Semenya a pris la décision de courir pour le 200 m. C’est visiblement la meilleure option pour elle; Supernatural reste fortement avantagée sur ses rivales.
Certains appellent au sexisme, car on accepte que les hommes aient des différences physiques, mais il ne s’agit pas du grand vilain de cette mise en scène. La comparaison est bancale. Il ne s’agit pas de pieds plus palmés pour les nageurs, mais bien d’une hormone qui profère des résultats colossaux. C’est exactement le genre d’avantage que les athlètes tentent d’aller chercher en se dopant. Sauf que pour elles, c’est fait naturellement. Placer ces athlètes avec les hommes ne serait malheureusement pas la solution magique. Semenya enregistre un temps plus lent d’environ 15 secondes que les hommes; son meilleur temps en carrière pour le 800 m est 1 min 54 s, contre 1 min 40 s pour le gagnant chez les hommes, David Rudisha, au JO de 2012.
Hors des normes, point de salut!
Toutes solutions potentielles semblent avoir un fond de sexisme ou de discrimination. Caster n’a pas demandé ce sort, mais elle se retrouve, malgré elle, bien trop avantagée par rapport aux autres coureuses.

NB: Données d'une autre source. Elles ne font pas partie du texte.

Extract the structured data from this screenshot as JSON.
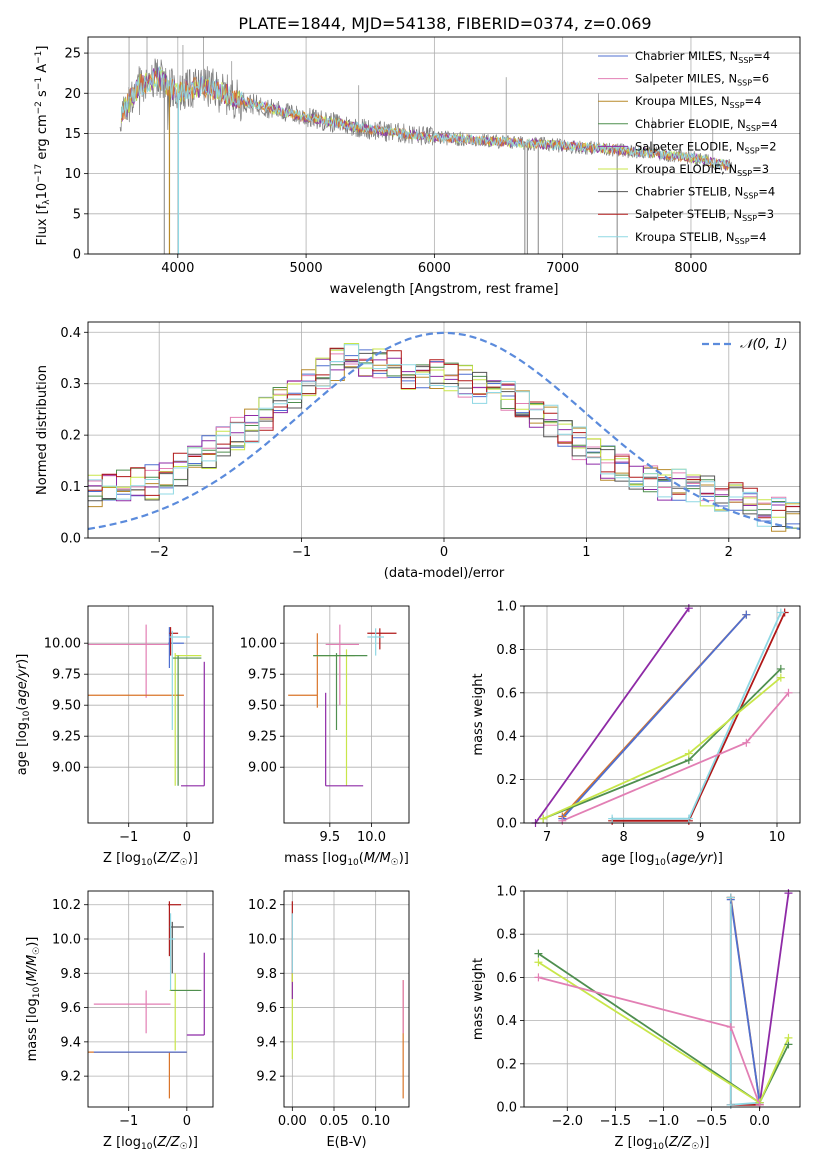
{
  "title": "PLATE=1844, MJD=54138, FIBERID=0374, z=0.069",
  "colors": {
    "chabrier_miles": "#4f6fd0",
    "salpeter_miles": "#e27fb4",
    "kroupa_miles": "#b88a2a",
    "chabrier_elodie": "#4f8f4f",
    "salpeter_elodie": "#8e2aa6",
    "kroupa_elodie": "#c8e64a",
    "chabrier_stelib": "#555555",
    "salpeter_stelib": "#b01818",
    "kroupa_stelib": "#8fd8e4",
    "orange": "#d9752a",
    "normal": "#5b8bdc"
  },
  "chart_data": [
    {
      "id": "spectrum",
      "type": "line",
      "xlabel": "wavelength [Angstrom, rest frame]",
      "ylabel": "Flux [f_λ 10^-17 erg cm^-2 s^-1 A^-1]",
      "xlim": [
        3300,
        8850
      ],
      "ylim": [
        0,
        27
      ],
      "xticks": [
        4000,
        5000,
        6000,
        7000,
        8000
      ],
      "yticks": [
        0,
        5,
        10,
        15,
        20,
        25
      ],
      "legend_position": "top-right",
      "legend": [
        {
          "label": "Chabrier MILES, N",
          "sub": "SSP",
          "suffix": "=4",
          "color_key": "chabrier_miles"
        },
        {
          "label": "Salpeter MILES, N",
          "sub": "SSP",
          "suffix": "=6",
          "color_key": "salpeter_miles"
        },
        {
          "label": "Kroupa MILES, N",
          "sub": "SSP",
          "suffix": "=4",
          "color_key": "kroupa_miles"
        },
        {
          "label": "Chabrier ELODIE, N",
          "sub": "SSP",
          "suffix": "=4",
          "color_key": "chabrier_elodie"
        },
        {
          "label": "Salpeter ELODIE, N",
          "sub": "SSP",
          "suffix": "=2",
          "color_key": "salpeter_elodie"
        },
        {
          "label": "Kroupa ELODIE, N",
          "sub": "SSP",
          "suffix": "=3",
          "color_key": "kroupa_elodie"
        },
        {
          "label": "Chabrier STELIB, N",
          "sub": "SSP",
          "suffix": "=4",
          "color_key": "chabrier_stelib"
        },
        {
          "label": "Salpeter STELIB, N",
          "sub": "SSP",
          "suffix": "=3",
          "color_key": "salpeter_stelib"
        },
        {
          "label": "Kroupa STELIB, N",
          "sub": "SSP",
          "suffix": "=4",
          "color_key": "kroupa_stelib"
        }
      ],
      "continuum": [
        [
          3550,
          17
        ],
        [
          3700,
          21
        ],
        [
          3850,
          22
        ],
        [
          4000,
          20
        ],
        [
          4200,
          21
        ],
        [
          4500,
          19
        ],
        [
          5000,
          17
        ],
        [
          5500,
          15.5
        ],
        [
          6000,
          14.5
        ],
        [
          6500,
          14
        ],
        [
          7000,
          13.5
        ],
        [
          7400,
          13
        ],
        [
          8000,
          12
        ],
        [
          8300,
          11
        ]
      ]
    },
    {
      "id": "residuals",
      "type": "line",
      "xlabel": "(data-model)/error",
      "ylabel": "Normed distribution",
      "xlim": [
        -2.5,
        2.5
      ],
      "ylim": [
        0,
        0.42
      ],
      "xticks": [
        -2,
        -1,
        0,
        1,
        2
      ],
      "yticks": [
        0.0,
        0.1,
        0.2,
        0.3,
        0.4
      ],
      "legend_label": "𝒩(0, 1)",
      "normal_curve": {
        "mean": 0,
        "sigma": 1
      },
      "histogram_envelope": [
        [
          -2.5,
          0.09
        ],
        [
          -2.0,
          0.11
        ],
        [
          -1.5,
          0.19
        ],
        [
          -1.0,
          0.29
        ],
        [
          -0.7,
          0.35
        ],
        [
          -0.5,
          0.34
        ],
        [
          -0.2,
          0.32
        ],
        [
          0.2,
          0.3
        ],
        [
          0.5,
          0.27
        ],
        [
          0.8,
          0.22
        ],
        [
          1.0,
          0.17
        ],
        [
          1.3,
          0.12
        ],
        [
          1.5,
          0.11
        ],
        [
          2.0,
          0.08
        ],
        [
          2.5,
          0.03
        ]
      ]
    },
    {
      "id": "age_vs_z",
      "type": "scatter",
      "xlabel": "Z [log₁₀(Z/Z☉)]",
      "ylabel": "age  [log₁₀(age/yr)]",
      "xlim": [
        -1.7,
        0.45
      ],
      "ylim": [
        8.55,
        10.3
      ],
      "xticks": [
        -1,
        0
      ],
      "yticks": [
        9.0,
        9.25,
        9.5,
        9.75,
        10.0
      ],
      "ytick_labels": [
        "9.00",
        "9.25",
        "9.50",
        "9.75",
        "10.00"
      ]
    },
    {
      "id": "age_vs_mass",
      "type": "scatter",
      "xlabel": "mass [log₁₀(M/M☉)]",
      "xlim": [
        8.95,
        10.45
      ],
      "ylim": [
        8.55,
        10.3
      ],
      "xticks": [
        9.5,
        10.0
      ],
      "xtick_labels": [
        "9.5",
        "10.0"
      ],
      "yticks": [
        9.0,
        9.25,
        9.5,
        9.75,
        10.0
      ],
      "ytick_labels": [
        "9.00",
        "9.25",
        "9.50",
        "9.75",
        "10.00"
      ]
    },
    {
      "id": "massweight_vs_age",
      "type": "line",
      "xlabel": "age  [log₁₀(age/yr)]",
      "ylabel": "mass weight",
      "xlim": [
        6.7,
        10.3
      ],
      "ylim": [
        0,
        1
      ],
      "xticks": [
        7,
        8,
        9,
        10
      ],
      "yticks": [
        0.0,
        0.2,
        0.4,
        0.6,
        0.8,
        1.0
      ],
      "series": [
        {
          "color_key": "salpeter_elodie",
          "points": [
            [
              6.85,
              0
            ],
            [
              8.85,
              0.99
            ]
          ]
        },
        {
          "color_key": "orange",
          "points": [
            [
              7.2,
              0.03
            ],
            [
              9.6,
              0.96
            ]
          ]
        },
        {
          "color_key": "chabrier_miles",
          "points": [
            [
              7.2,
              0.02
            ],
            [
              9.6,
              0.96
            ]
          ]
        },
        {
          "color_key": "salpeter_stelib",
          "points": [
            [
              7.85,
              0.01
            ],
            [
              8.85,
              0.01
            ],
            [
              10.1,
              0.97
            ]
          ]
        },
        {
          "color_key": "kroupa_stelib",
          "points": [
            [
              7.85,
              0.02
            ],
            [
              8.85,
              0.02
            ],
            [
              10.05,
              0.97
            ]
          ]
        },
        {
          "color_key": "chabrier_elodie",
          "points": [
            [
              6.95,
              0.02
            ],
            [
              8.85,
              0.29
            ],
            [
              10.05,
              0.71
            ]
          ]
        },
        {
          "color_key": "kroupa_elodie",
          "points": [
            [
              6.95,
              0.02
            ],
            [
              8.85,
              0.32
            ],
            [
              10.05,
              0.67
            ]
          ]
        },
        {
          "color_key": "salpeter_miles",
          "points": [
            [
              7.2,
              0.01
            ],
            [
              9.6,
              0.37
            ],
            [
              10.15,
              0.6
            ]
          ]
        }
      ]
    },
    {
      "id": "mass_vs_z",
      "type": "scatter",
      "xlabel": "Z [log₁₀(Z/Z☉)]",
      "ylabel": "mass [log₁₀(M/M☉)]",
      "xlim": [
        -1.7,
        0.45
      ],
      "ylim": [
        9.02,
        10.28
      ],
      "xticks": [
        -1,
        0
      ],
      "yticks": [
        9.2,
        9.4,
        9.6,
        9.8,
        10.0,
        10.2
      ],
      "ytick_labels": [
        "9.2",
        "9.4",
        "9.6",
        "9.8",
        "10.0",
        "10.2"
      ]
    },
    {
      "id": "mass_vs_ebv",
      "type": "scatter",
      "xlabel": "E(B-V)",
      "xlim": [
        -0.01,
        0.14
      ],
      "ylim": [
        9.02,
        10.28
      ],
      "xticks": [
        0.0,
        0.05,
        0.1
      ],
      "xtick_labels": [
        "0.00",
        "0.05",
        "0.10"
      ],
      "yticks": [
        9.2,
        9.4,
        9.6,
        9.8,
        10.0,
        10.2
      ],
      "ytick_labels": [
        "9.2",
        "9.4",
        "9.6",
        "9.8",
        "10.0",
        "10.2"
      ]
    },
    {
      "id": "massweight_vs_z",
      "type": "line",
      "xlabel": "Z [log₁₀(Z/Z☉)]",
      "ylabel": "mass weight",
      "xlim": [
        -2.45,
        0.42
      ],
      "ylim": [
        0,
        1
      ],
      "xticks": [
        -2.0,
        -1.5,
        -1.0,
        -0.5,
        0.0
      ],
      "xtick_labels": [
        "−2.0",
        "−1.5",
        "−1.0",
        "−0.5",
        "0.0"
      ],
      "yticks": [
        0.0,
        0.2,
        0.4,
        0.6,
        0.8,
        1.0
      ],
      "series": [
        {
          "color_key": "salpeter_elodie",
          "points": [
            [
              0.0,
              0.01
            ],
            [
              0.3,
              0.99
            ]
          ]
        },
        {
          "color_key": "orange",
          "points": [
            [
              -0.3,
              0.97
            ],
            [
              0.0,
              0.02
            ]
          ]
        },
        {
          "color_key": "chabrier_miles",
          "points": [
            [
              -0.3,
              0.96
            ],
            [
              0.0,
              0.02
            ]
          ]
        },
        {
          "color_key": "salpeter_stelib",
          "points": [
            [
              -0.3,
              0.97
            ],
            [
              -0.3,
              0.01
            ],
            [
              0.0,
              0.01
            ]
          ]
        },
        {
          "color_key": "kroupa_stelib",
          "points": [
            [
              -0.3,
              0.97
            ],
            [
              -0.3,
              0.01
            ],
            [
              0.0,
              0.02
            ]
          ]
        },
        {
          "color_key": "chabrier_elodie",
          "points": [
            [
              -2.3,
              0.71
            ],
            [
              0.0,
              0.02
            ],
            [
              0.3,
              0.29
            ]
          ]
        },
        {
          "color_key": "kroupa_elodie",
          "points": [
            [
              -2.3,
              0.67
            ],
            [
              0.0,
              0.02
            ],
            [
              0.3,
              0.32
            ]
          ]
        },
        {
          "color_key": "salpeter_miles",
          "points": [
            [
              -2.3,
              0.6
            ],
            [
              -0.3,
              0.37
            ],
            [
              0.0,
              0.01
            ]
          ]
        }
      ]
    }
  ]
}
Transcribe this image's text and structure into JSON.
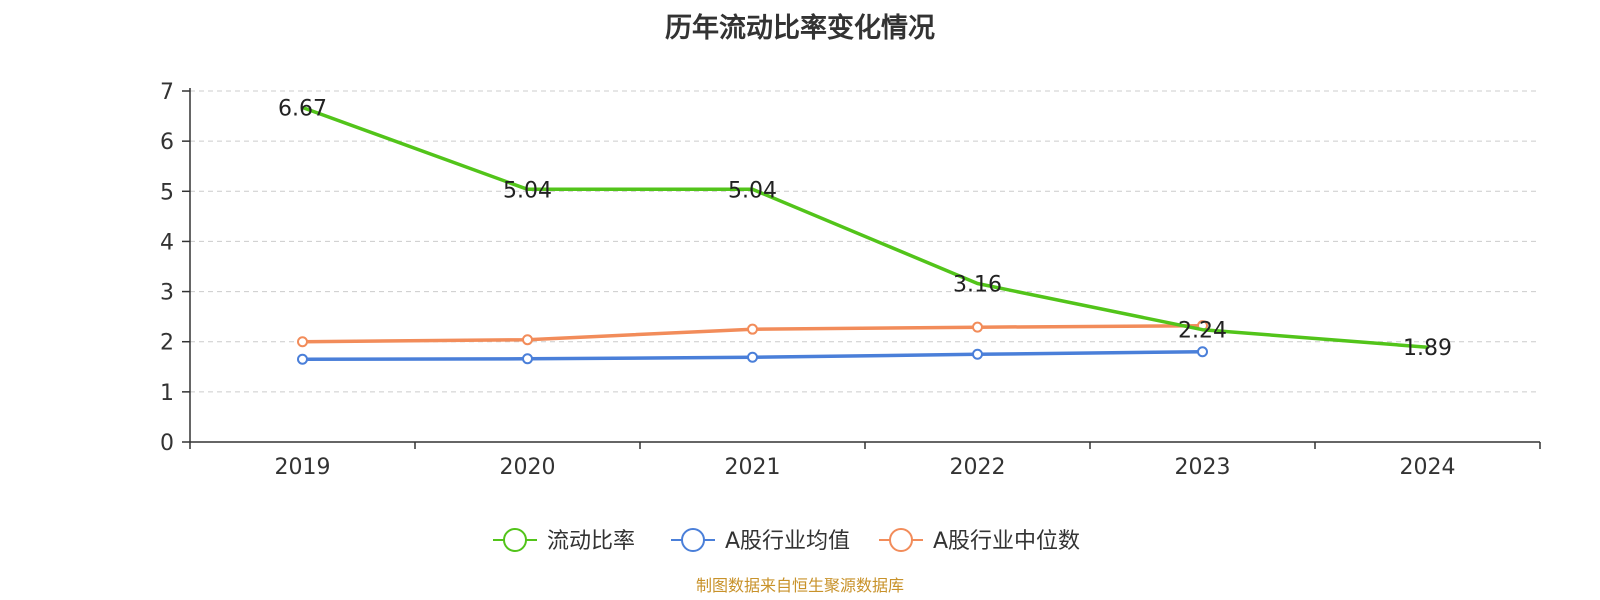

Une refonte des catégories semble être la seule solution plus ou moins décente. On pourrait ajouter une troisième catégorie plus hybride avec des limites de poids et de testostérone. Avec cette nouvelle classe, on pourrait régler, du même coup, la situation précaire des cas de transgenre. Dans le sport de haut niveau, ils sont rares, présentement, voire nuls; mais c’est un autre enjeu sociétal auquel la Fédération internationale d’athlétisme devra s’attaquer dans les années à venir. Si c’est cette option qui est retenue, elle ne sera pas mise en activité dès maintenant, de toute évidence. Le monde n’est pas prêt à ça.